At a recent press conference, Rep. Michele Bachmann, R-Minn., who has aggressively sought to repeal the health care law, even went so far as to suggest that there might be implications for "access to health care" or "denial of health care."
National Republicans aren't quite going that far, but they have jumped into the fray.
Already the Republican National Congressional Committee has launched a new set of attack ads against Arizona Democrats Ann Kirkpatrick and Ron Barber, Georgia Democrat John Barrow and Minnesota Democrat Collin Peterson that link the IRS's troubles to its support for the health care law.
For their part, Democrats are doubtful that Republican attempts to take advantage of the political moment will actually work a second time around.
"Republicans just lost a national election on trying to repeal this law and take away patients' rights and they're just doubling down on that failure. The fact that this Republican Congress has put Congressman [Scott] DesJarlais – fined for inappropriate behavior with patients – in a leadership role on health care tells you all you need to know," said Democratic Congressional Campaign Committee spokesman Emily Bittner.
"Republicans are taking their cue from the Bachmann playbook with this attack, but the 2014 election will be a referendum on the dysfunction, obstruction and extremism of the Republican Congress," she added.

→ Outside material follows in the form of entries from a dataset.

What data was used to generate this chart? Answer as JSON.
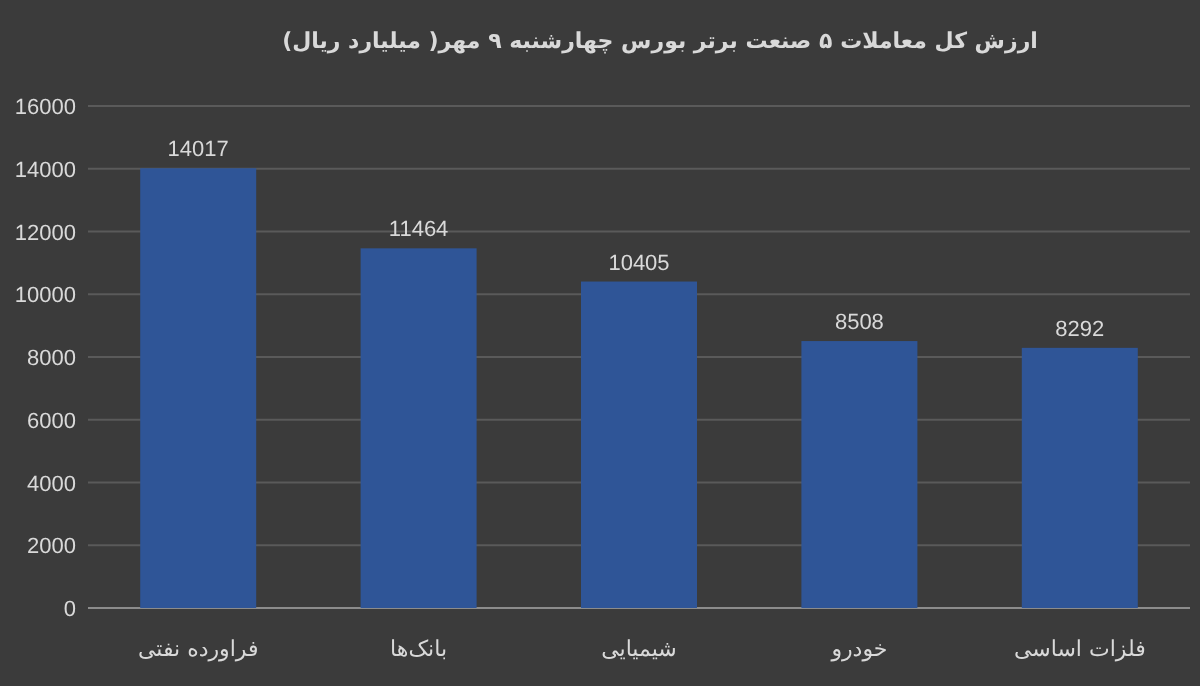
{
  "chart_data": {
    "type": "bar",
    "title": "ارزش کل معاملات ۵ صنعت برتر بورس چهارشنبه ۹ مهر( میلیارد ریال)",
    "categories": [
      "فراورده نفتی",
      "بانک‌ها",
      "شیمیایی",
      "خودرو",
      "فلزات اساسی"
    ],
    "values": [
      14017,
      11464,
      10405,
      8508,
      8292
    ],
    "color": "#2f5597",
    "ylim": [
      0,
      16000
    ],
    "yticks": [
      0,
      2000,
      4000,
      6000,
      8000,
      10000,
      12000,
      14000,
      16000
    ],
    "grid": "y",
    "data_labels": true
  }
}
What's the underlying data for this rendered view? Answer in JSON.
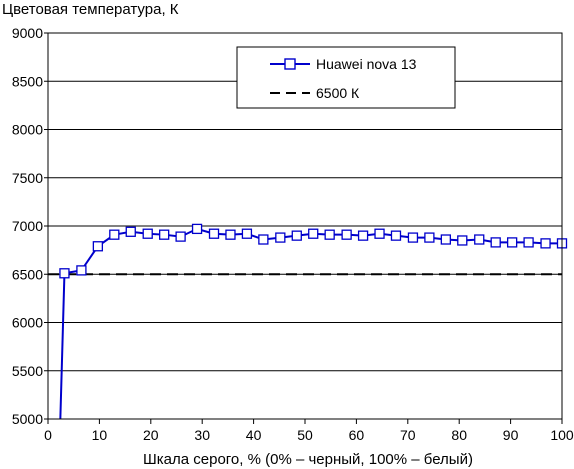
{
  "chart_data": {
    "type": "line",
    "title": "",
    "ylabel": "Цветовая температура, К",
    "xlabel": "Шкала серого, % (0% – черный, 100% – белый)",
    "xlim": [
      0,
      100
    ],
    "ylim": [
      5000,
      9000
    ],
    "x_ticks": [
      "0",
      "10",
      "20",
      "30",
      "40",
      "50",
      "60",
      "70",
      "80",
      "90",
      "100"
    ],
    "y_ticks": [
      "5000",
      "5500",
      "6000",
      "6500",
      "7000",
      "7500",
      "8000",
      "8500",
      "9000"
    ],
    "grid": "horizontal",
    "legend_position": "top-right",
    "series": [
      {
        "name": "Huawei nova 13",
        "color": "#0000cc",
        "marker": "square",
        "x": [
          2.4,
          3.2,
          6.5,
          9.7,
          12.9,
          16.1,
          19.4,
          22.6,
          25.8,
          29.0,
          32.3,
          35.5,
          38.7,
          41.9,
          45.2,
          48.4,
          51.6,
          54.8,
          58.1,
          61.3,
          64.5,
          67.7,
          71.0,
          74.2,
          77.4,
          80.6,
          83.9,
          87.1,
          90.3,
          93.5,
          96.8,
          100
        ],
        "values": [
          5000,
          6510,
          6540,
          6790,
          6910,
          6940,
          6920,
          6910,
          6890,
          6970,
          6920,
          6910,
          6920,
          6860,
          6880,
          6900,
          6920,
          6910,
          6910,
          6900,
          6920,
          6900,
          6880,
          6880,
          6860,
          6850,
          6860,
          6830,
          6830,
          6830,
          6820,
          6820
        ],
        "marker_from_index": 1
      },
      {
        "name": "6500 К",
        "color": "#000000",
        "style": "dashed",
        "x": [
          0,
          100
        ],
        "values": [
          6500,
          6500
        ]
      }
    ]
  }
}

Both the Tea Party Patriots and FreedomWorks say their ultimate goal is to pressure Congress to slow the implementation of the health care law, even if its repeal has become increasingly unlikely.
It is exactly that politicization that former IRS Commissioner Mark W. Everson feared in his testimony before the House Oversight and Government Reform Committee last year. Everson said that by putting the IRS in charge of executing the health care law, Congress opened the agency up to apolitical "savaging" not unlike what it experienced in the late 1990s when the agency was even more unpopular than it is now.
Now, in light of the current scandal, Everson told ABC News that his fears might have been justified.
"This whole chapter is very disturbing," said Everson, who is a vice chairman at Alliant Group and served as commissioner of the IRS between 2003 and 2007. "I do worry that we'll now be in another period where people are very conservative and they don't feel comfortable doing their jobs as well as they should."
Everson said that if the IRS had any chance of surviving these political headwinds, Obama must appoint a permanent commissioner soon who has enough bipartisan support to mend the agency's relationship with Congress and the public.
"It is incumbent upon the president to get a new confirmed commissioner in there as soon as possible," said Everson. "One who is capable of rallying the troops and has the respect of all parties so they can star to rebuild the agency."